Geçtiğimiz gün CNN Türk’te uzunca süren bir program vardı. Gıda ürünlerinin devlet kontrolüne geçmesinde yarar olduğu sonucu çıkarıldı. Biz devletçiliği Atatürk döneminden sonra rafa kaldırmıştık. Devletçiliğin modası geçti denilerek, altı ok da süs olarak duvarda yerini almıştı.

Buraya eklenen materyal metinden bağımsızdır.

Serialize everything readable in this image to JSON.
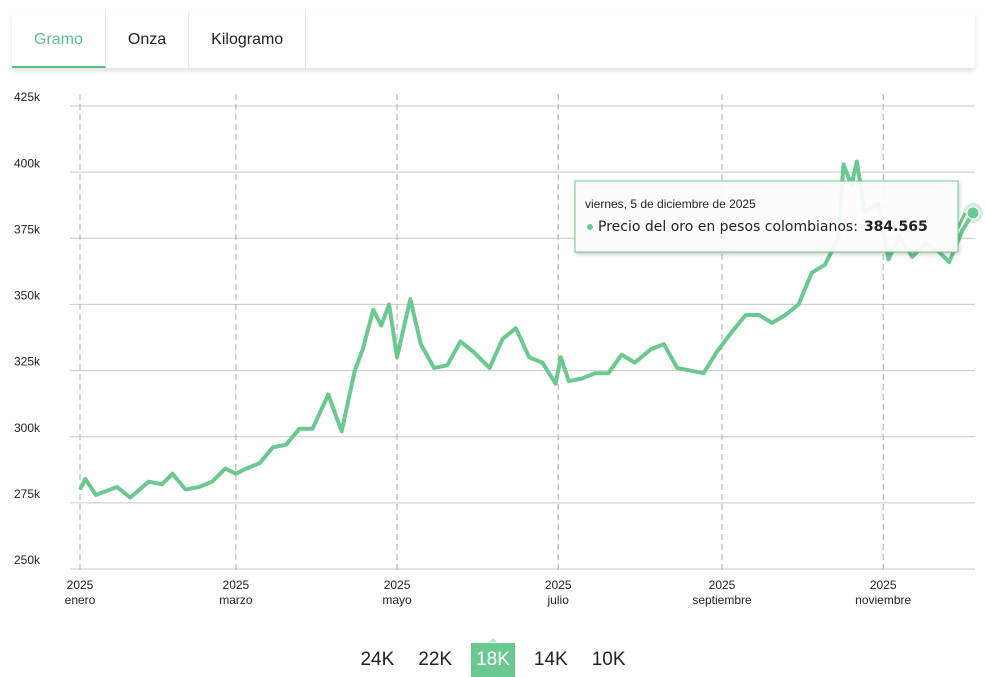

Her hafta semt pazarına çıkan biri olarak, 30 liraya satılan domatesi, 40 liraya satılan patlıcanı, kilosu 10 liradan satılan karpuzu bildiğim için, devletçilik gelsin diyenleri anlayabiliyorum. Ama geç kalındı. Atatürk’ün önemli ilkelerinden birini onun ölümünden sonra hep beraber rafa kaldırdık. Partisi de dahil kimse sahip çıkmadı. Şimdi, ilkelerin değerini anlıyoruz. CNN Türk’teki tartışmada da, gıda piyasasında bir tekelleşme olduğu gerçeği ortaya konuldu. Tarlada 3 lira olan bir ürün markette 50 liraya satılıyor.
KÖYE DÖNÜŞ
Çiftçiden sonraki aracılar kazanırken, çiftçi sürekli zarar ediyor. Zarar eden çiftçide toprağını bırakıyor. Kırsal kesimde sürekli nüfusta bu yüzden bir azalma var. Hayvancılıkta farklı değil, ahırlar gittikçe boşalıyor. Yem fiyatlarının kontrolden çıkması, çiftçinin yaptığı hayvancılığa sekte vuruyor. Bugünden değil, Atatürk’ün politikalarından onun ölümünden sonra vazgeçilerek, yeni politikalar bizi buraya getirdi. Şimdi, nasıl önlem alınacağı konuşuluyor. Köye dönüş projelerinin hayata geçirileceği söyleniyor. Köylerin adı bile mahalle oldu. Ben bugün kuraklık nedeniyle de, gidişatın iyi olmadığını görüyorum. Semt pazarlarında bile, üreticiler gelmiyor. Fiyatlar bu ay bile ucuzlamıyor. Pazarcı esnafında pazarların boş olmasından yakınıyor.
GIDA DA SAVAŞ
Özellikle Kovid 19 salgını sonrası yükselen enflasyonda dikkati çeken en önemli başlıklardan birisi fiyatlarıydı. Financial Times, geçtiğimiz aylarda dünyanın en büyük tarımsal emtia şirketlerinden Olam Group’un yöneticilerinden birisi olan Sunny Verghese’nin yaptığı konuşmayı ‘Gıda Savaşları Başlıyor’ başlığıyla gündeme getirdi.
ODUNPAZARINDA GÖRÜLÜYOR
İklim sorunu gıda güvenliğini etkilemekle birlikte sorunun gerçek kaynağını açıklamamaktadır. CNN Türk programında dile getirildiği gibi ya da bizim Perşembe günü Odunpazarı'ndaki semt pazarında da görüldüğü gibi tekeller esas sorundur. Gıdanın yüksek fiyatları, yüksek enflasyonu gündemde tutmaya devam edecektir.
Türkiye’de satış ağını kontrol eden bir avuç tekel ve tüccarın fiyatları istediği gibi şişirmesinin önüne geçilmelidir. Ayrıca bu politikaları sürdürmek güvenlik zaafına da yol açar. Benim ve hepimizin gönül rahatlığa pazara çıkabilmemiz ve üreticilerin ve halkın pazarda tekrardan yerini almasını sağlayacak. Tarımsal üretimde ciddi bir planlama yapılmalı ve üretimi destekleyen kapsamlı bir teşvik programı belirlenmelidir. Odunpazarındaki semt pazarından da görülüyor. Dünya hızla büyük bir gıda savaşına sürükleniyor. Fırtınalı günlere hazırlıklı olmalıyız. KİT’lerimizi yeniden kurmalıyız. Devlet ayakkabı, soğan satmazdan bugünlere geldik. Dersimiz aldık. Şimdi ders çıkarmalıyız.